In this section we show how to build pipelines that combine data preparation and data analysis.
Let’s redefine a Fisher exact test function that returns the results of the test together with the input contingency table:
fisher_test <- function(x, ...) {
list(x, fisher.test(x, ...))
}
Let’s define a first pipeline using this new function:
pipeline1 <- function(df, clinical_signs_filtering = NULL, antimicrobials_filtering = NULL, lcs,
lam, antimicrobials_input = NULL, clinical_signs_output = NULL, watching, ...) {
require(magrittr)
var_names <- setdiff(names(df), c("farm", "flock", "week"))

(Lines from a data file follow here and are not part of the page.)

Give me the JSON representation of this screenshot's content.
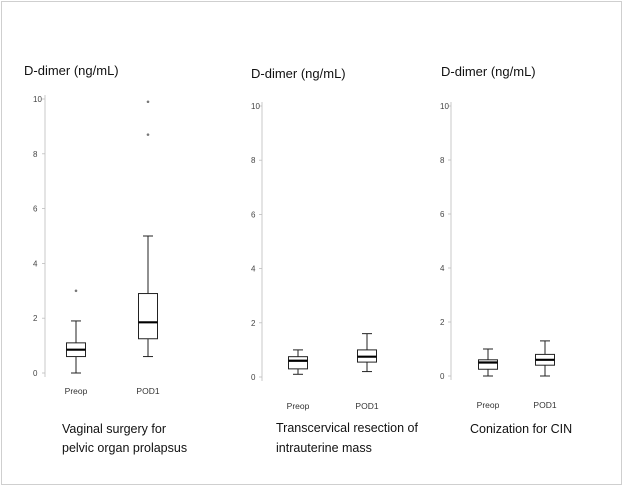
{
  "chart_data": [
    {
      "type": "boxplot",
      "ylabel": "D-dimer (ng/mL)",
      "ylim": [
        0,
        10
      ],
      "yticks": [
        "0",
        "2",
        "4",
        "6",
        "8",
        "10"
      ],
      "categories": [
        "Preop",
        "POD1"
      ],
      "caption": [
        "Vaginal surgery for",
        "pelvic organ prolapsus"
      ],
      "boxes": [
        {
          "min": 0.0,
          "q1": 0.6,
          "median": 0.85,
          "q3": 1.1,
          "max": 1.9,
          "outliers": [
            3.0
          ]
        },
        {
          "min": 0.6,
          "q1": 1.25,
          "median": 1.85,
          "q3": 2.9,
          "max": 5.0,
          "outliers": [
            8.7,
            9.9
          ]
        }
      ]
    },
    {
      "type": "boxplot",
      "ylabel": "D-dimer (ng/mL)",
      "ylim": [
        0,
        10
      ],
      "yticks": [
        "0",
        "2",
        "4",
        "6",
        "8",
        "10"
      ],
      "categories": [
        "Preop",
        "POD1"
      ],
      "caption": [
        "Transcervical resection of",
        "intrauterine mass"
      ],
      "boxes": [
        {
          "min": 0.1,
          "q1": 0.3,
          "median": 0.6,
          "q3": 0.75,
          "max": 1.0,
          "outliers": []
        },
        {
          "min": 0.2,
          "q1": 0.55,
          "median": 0.75,
          "q3": 1.0,
          "max": 1.6,
          "outliers": []
        }
      ]
    },
    {
      "type": "boxplot",
      "ylabel": "D-dimer (ng/mL)",
      "ylim": [
        0,
        10
      ],
      "yticks": [
        "0",
        "2",
        "4",
        "6",
        "8",
        "10"
      ],
      "categories": [
        "Preop",
        "POD1"
      ],
      "caption": [
        "Conization for CIN"
      ],
      "boxes": [
        {
          "min": 0.0,
          "q1": 0.25,
          "median": 0.5,
          "q3": 0.6,
          "max": 1.0,
          "outliers": []
        },
        {
          "min": 0.0,
          "q1": 0.4,
          "median": 0.6,
          "q3": 0.8,
          "max": 1.3,
          "outliers": []
        }
      ]
    }
  ]
}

cs_names <- grep("_use$", var_names, value = TRUE, invert = TRUE)
am_names <- grep("_use$", var_names, value = TRUE)
if (is.null(clinical_signs_filtering)) clinical_signs_filtering <- cs_names
if (is.null(clinical_signs_output)) clinical_signs_output <- cs_names
if (is.null(antimicrobials_filtering)) antimicrobials_filtering <- am_names
if (is.null(antimicrobials_input)) antimicrobials_input <- am_names
df %>%
dplyr::mutate(amu = make_exposure(., antimicrobials_input), # creates amu variable
disease = make_outcome(., clinical_signs_output, watching)) %>% # creates disease variable
dplyr::filter(prophylactic(., clinical_signs_filtering, antimicrobials_filtering, lcs, lam)) %>%
dplyr::select(amu, disease) %>%
na.exclude() %$%
table(amu, disease) %>%
fisher_test(., ...)
}
Let’s try it:
pipeline1(viparc,
# 1. FILTERING -----------------------------------------------------------------
clinical_signs_filtering = cs_set,
antimicrobials_filtering = am_set,
lcs = 2, # the duration over which we perform the filtering on clinical signs
lam = 2, # the duration over which we perform the filtering on antimicrobials use
# 2. INPUT ---------------------------------------------------------------------
antimicrobials_input = am_set,
# 3. OUTPUT --------------------------------------------------------------------
clinical_signs_output = cs_set,
watching = 2) # the duration of the observation period
## [[1]]
## disease
## amu FALSE TRUE
## FALSE 1933 276
## TRUE 149 54
##
## [[2]]
##
## Fisher's Exact Test for Count Data
##
## data: x
## p-value = 3.037e-07
## alternative hypothesis: true odds ratio is not equal to 1
## 95 percent confidence interval:
## 1.777194 3.582548
## sample estimates:
## odds ratio
## 2.536786
A simplified version of pipeline1()
could be:
pipeline2 <- function(df, clinical_signs = NULL, antimicrobials = NULL, filtering, watching, ...)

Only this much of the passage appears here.